Zickzackkurs der Landesregierung bei der Beamtenbesoldung in Rheinland-Pfalz

13. Juni 2014 | Themenbereich: Bund Deutscher Kriminalbeamter, Interessenvertretungen, Rheinland-Pfalz | Drucken

Mündliche Anfrage in die Fragestunde der 71. Sitzung des Landtags Rheinland-Pfalz am Donnerstag, dem 15. Mai 2014

Von den Landtagsabgeordneten Bernhard Henter und Gerd Schreiner (beide CDU) wurde folgende Anfrage gehalten:

„Mit der Verabschiedung des Dienstrechtsänderungsgesetzes zur Verbesserung der Haushaltsfinanzierung im Jahr 2011 haben die Koalitionsfraktionen von Rot/Grün gegen die Stimmen der CDU beschlossen, die Erhöhung der Beamtenbesoldung für fünf Jahre drastisch einzuschränken und auf lange Sicht zu deckeln.

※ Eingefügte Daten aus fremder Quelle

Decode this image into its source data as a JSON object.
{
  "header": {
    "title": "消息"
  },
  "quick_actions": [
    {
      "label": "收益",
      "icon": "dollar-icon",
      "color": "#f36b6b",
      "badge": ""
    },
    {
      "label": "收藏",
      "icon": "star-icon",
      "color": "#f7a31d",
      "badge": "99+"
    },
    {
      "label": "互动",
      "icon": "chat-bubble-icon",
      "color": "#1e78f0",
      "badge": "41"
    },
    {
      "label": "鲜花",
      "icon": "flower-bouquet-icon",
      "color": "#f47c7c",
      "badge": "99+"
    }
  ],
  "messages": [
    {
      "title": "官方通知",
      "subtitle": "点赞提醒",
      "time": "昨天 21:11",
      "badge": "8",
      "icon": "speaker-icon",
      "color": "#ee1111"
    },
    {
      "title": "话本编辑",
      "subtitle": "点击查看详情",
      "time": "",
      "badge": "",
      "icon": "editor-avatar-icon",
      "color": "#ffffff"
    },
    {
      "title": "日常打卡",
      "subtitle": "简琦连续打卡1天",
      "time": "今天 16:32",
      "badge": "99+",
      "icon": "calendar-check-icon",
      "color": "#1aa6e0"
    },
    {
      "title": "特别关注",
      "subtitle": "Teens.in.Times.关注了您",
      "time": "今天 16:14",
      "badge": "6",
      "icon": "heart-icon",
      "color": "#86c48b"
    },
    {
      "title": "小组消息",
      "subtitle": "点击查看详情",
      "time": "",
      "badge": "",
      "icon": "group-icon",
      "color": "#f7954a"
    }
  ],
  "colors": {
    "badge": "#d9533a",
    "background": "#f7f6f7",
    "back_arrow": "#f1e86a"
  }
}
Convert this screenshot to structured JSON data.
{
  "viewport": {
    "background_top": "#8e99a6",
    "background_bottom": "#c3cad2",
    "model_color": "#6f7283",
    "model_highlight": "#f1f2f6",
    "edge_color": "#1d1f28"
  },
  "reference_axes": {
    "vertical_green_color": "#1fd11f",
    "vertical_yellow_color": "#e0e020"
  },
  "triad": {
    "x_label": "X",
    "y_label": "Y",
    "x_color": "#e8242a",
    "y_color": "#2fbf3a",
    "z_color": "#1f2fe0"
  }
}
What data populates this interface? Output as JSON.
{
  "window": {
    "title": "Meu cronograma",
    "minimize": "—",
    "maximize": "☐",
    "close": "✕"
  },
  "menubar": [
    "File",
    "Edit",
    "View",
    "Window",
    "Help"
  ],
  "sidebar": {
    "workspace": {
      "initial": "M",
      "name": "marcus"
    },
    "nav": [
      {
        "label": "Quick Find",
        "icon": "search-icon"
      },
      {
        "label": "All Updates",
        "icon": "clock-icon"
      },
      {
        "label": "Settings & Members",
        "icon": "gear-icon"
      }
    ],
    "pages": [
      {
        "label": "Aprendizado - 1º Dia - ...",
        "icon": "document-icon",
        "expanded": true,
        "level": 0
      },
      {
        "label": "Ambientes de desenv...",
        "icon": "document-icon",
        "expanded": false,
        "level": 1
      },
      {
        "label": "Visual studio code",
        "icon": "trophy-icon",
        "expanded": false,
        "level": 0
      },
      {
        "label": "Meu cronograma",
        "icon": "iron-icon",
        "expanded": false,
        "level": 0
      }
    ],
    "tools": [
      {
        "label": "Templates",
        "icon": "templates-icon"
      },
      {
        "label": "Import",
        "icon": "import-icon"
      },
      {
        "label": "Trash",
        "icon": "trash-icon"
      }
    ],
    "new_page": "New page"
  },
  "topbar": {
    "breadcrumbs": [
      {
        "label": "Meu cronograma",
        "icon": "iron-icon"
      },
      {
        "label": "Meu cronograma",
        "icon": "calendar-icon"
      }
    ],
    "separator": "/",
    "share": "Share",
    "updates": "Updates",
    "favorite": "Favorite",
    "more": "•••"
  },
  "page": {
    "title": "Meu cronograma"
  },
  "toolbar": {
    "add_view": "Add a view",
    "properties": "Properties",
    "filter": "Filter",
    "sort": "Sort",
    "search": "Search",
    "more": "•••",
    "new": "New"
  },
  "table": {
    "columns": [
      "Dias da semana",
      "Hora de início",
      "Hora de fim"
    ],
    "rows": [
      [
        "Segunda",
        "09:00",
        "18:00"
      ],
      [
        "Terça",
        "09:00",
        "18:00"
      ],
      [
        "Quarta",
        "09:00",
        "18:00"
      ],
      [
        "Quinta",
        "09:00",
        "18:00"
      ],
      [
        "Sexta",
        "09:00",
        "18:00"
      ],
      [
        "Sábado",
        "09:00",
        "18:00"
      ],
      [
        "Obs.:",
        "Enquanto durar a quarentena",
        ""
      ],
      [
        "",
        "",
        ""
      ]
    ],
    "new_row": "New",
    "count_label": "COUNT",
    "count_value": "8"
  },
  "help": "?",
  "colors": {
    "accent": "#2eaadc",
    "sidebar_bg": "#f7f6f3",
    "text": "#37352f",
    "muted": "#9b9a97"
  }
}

Mit Wirkung ab dem 1. Januar 2012 wurde festgelegt, dass die rheinland-pfälzischen Beamtinnen und Beamten für die Jahre 2012 bis einschließlich 2016 jährlich lediglich eine prozentuale Erhöhung von 1 v. H. erhalten. Diesen Weg hat die Landesregierung eingeschlagen, obwohl erhebliche verfassungsrechtliche Bedenken bestehen und vor diesem Hintergrund Klagen von Beamten zu erwarten waren. Außerdem ist es nicht vertretbar, eine Berufsgruppe von der allgemeinen Lohnentwicklung abzukoppeln.

Im Gegensatz hierzu schlossen die Tarifverhandlungen im öffentlichen Dienst im Jahr 2013 mit einer Erhöhung von 2,65 Prozent (rückwirkend ab Januar 2013), sowie einer weiteren Steigerung ab Januar 2014 mit 2,95 Prozent ab. Jüngsten Pressemitteilungen zufolge kann sich die Landesregierung offenbar doch vorstellen, von ihrem Beschluss, den die CDU-Fraktion im Landtag von Rheinland-Pfalz nicht mitgetragen hat, nämlich der Deckelung der Anpassungen der Beamtenbesoldung und Versorgungsbezüge auf jährlich plus ein Prozent, ein Jahr vor der Landtagswahl aufzuheben. Dies gelte jedoch nur unter der Voraussetzung einer weiterhin positiven Entwicklung der Steuereinnahmen und mit Blick auf anstehende Tarifabschlüsse ab dem Jahr 2015.

Vor dem Hintergrund fragen wir die Landesregierung:

1. Aus welchen konkreten Gründen erfolgt die Ankündigung, die Aufhebung der derzeitigen Deckelung der Beamtenbesoldung auf ein Prozent jährlich zum jetzigen Zeitpunkt zu korrigieren (bitte konkrete Begründung)?

2. In welcher konkreten Höhe ist seitens der Landesregierung die jetzt beabsichtigte Anpassung der Beamtenbesoldungen vorgesehen?

3. Beabsichtigt die Landesregierung, die angekündigte Anpassung der Beamtenbesoldung ab 2015 in ihrer Höhe den Tarifabschlüssen anzugleichen? Wenn nein, warum nicht (bitte detaillierte Begründung)?

4. In welcher Höhe beabsichtigt die Landesregierung, die durch die verfügte Deckelung der Besoldungsanpassung der vergangenen Jahre eingetretenen Einkommensverluste der rheinland-pfälzischen Beamtinnen und Beamte finanziell auszugleichen?“

Obwohl die 1% Regelung ja vom Parlament beschlossen wurde, scheint jetzt ein Umdenken zu erfolgen und der BDK und mit ihm vermutlich alle Polizeibeamten sind auf die Antworten mehr als gespannt. Hat man im Urteil des Bundesverwaltungsgerichtes, in dem auf die Alimentationspflichten eingegangen wurde, erkannt dass man einen falschen Weg mit dieser 1 % Regelung eingeschlagen hat? Oder werden die darauf folgenden Ankündigungen nur hilflose Versuche sein, ein vernichtendes Urteil zu vermeiden? Die Klage gegen diese unerträgliche Regelung wird erfolgreich sein und wieder zeigen, wie wenig das Recht beachtet wurde. Wir sind gespannt, wie die Regierung aus dieser Nummer herauskommen will.